Making your own cannoli may seem like a difficult task, but if you have a pasta machine and are willing to put in a little elbow grease, it's easier than you might think. And the dividend is well worth the effort: a freshly filled cannolo, with its shell still crisp, is a very different thing from most shop-bought versions, which often have been filled several hours earlier and are on the soft side as a result.
Cannoli dough is simple to make. Flour, sugar, eggs and butter are given a burst of flavour with the addition of vin santo and ground cinnamon, while the merest smidge of cocoa gives the finished cannoli a beautifully dusky tone. We found that kneading the dough by hand, rather than in a mixer, limited the risk of over-working the dough and gave the best result. As with any dough-making, resting time (for the dough, not the cook) is important, as it allows the strands of gluten in the dough to relax. Then it's just a case of rolling and folding, rolling and folding through your pasta machine until the dough is 2mm thick.
Cannolo - the singular form - is derived from the term canna, which means a cane-like reed such as sugar cane. In earlier centuries, this is what the cannoli pastry was moulded around. These days, cannoli can be moulded around purpose-made metal tubes, available from specialist kitchenware shops. Unless, however, you're a truly dedicated cannoli pasticciere, it's more practical to use dried cannelloni pasta tubes, as we have here. There are cannoli as thin as a cigarette (aptly called sigaretta) and as big as a fist, but we found the dried cannelloni produced an ideal size that are easy to handle and, more importantly, just the right size to warrant seconds. When wrapping and sealing the pastry around the cannelloni it's important to ensure no eggwhite gets onto the pasta tube; if it does, it makes it very difficult to remove the cannoli shell from the tube once it's cooked and ready for filling. You can re-use the cannelloni tubes if you like, cooking one batch and sliding the cannoli from the tubes before assembling more; just make sure you keep an eye on the cannoli as they cook, and be sure to turn them frequently so they cook evenly.
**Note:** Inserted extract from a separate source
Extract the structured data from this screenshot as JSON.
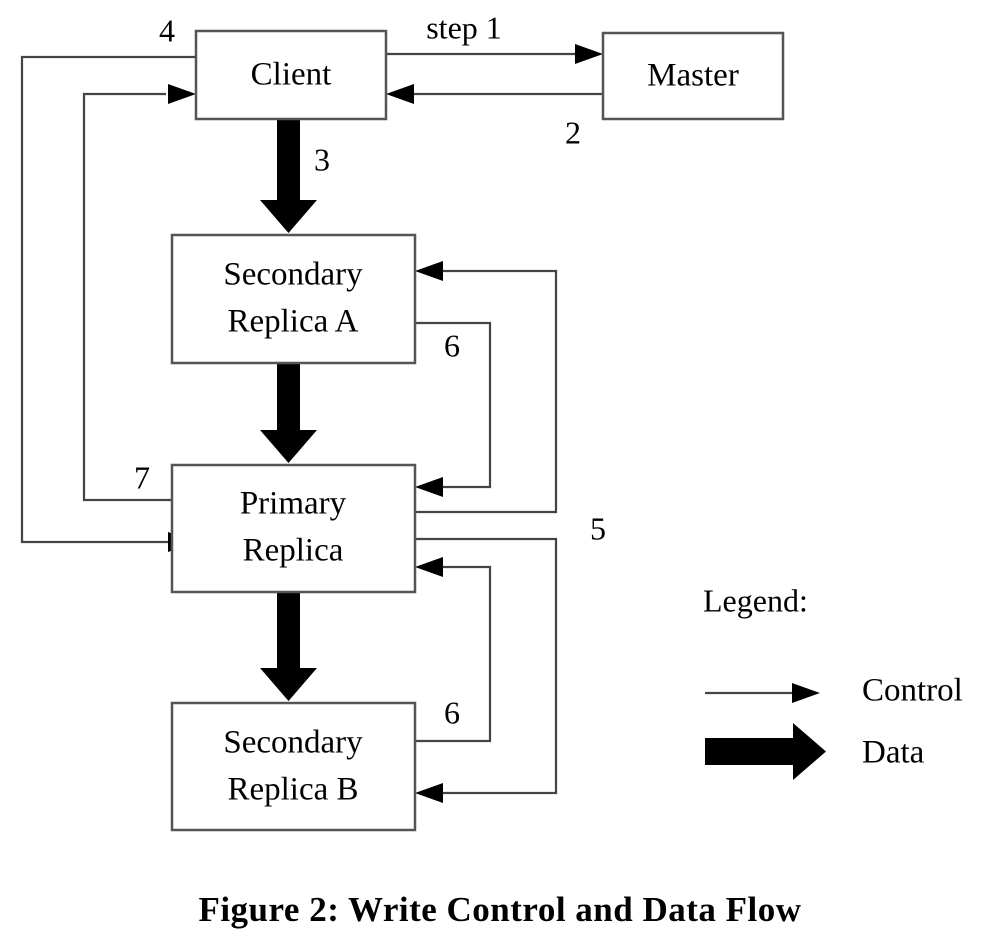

Although a crisp and crunchy shell is imperative for achieving a quality cannolo, the perfect filling is also crucial. Sheep's milk ricotta is traditional, but it's not readily available, and today in pasticcerie and Italian delicatessens you'll find many cannoli made with cow's milk ricotta. That said, using the best-quality ricotta you can find will significantly influence the result. Buy ultra-fresh firm ricotta from a delicatessen or a deli counter with a high turnover, and if it looks a little watery, drain it overnight in the fridge in a muslin-lined sieve placed over a bowl.
The ultimate key to cannoli success is to fill the cannoli shells only moments before they're served.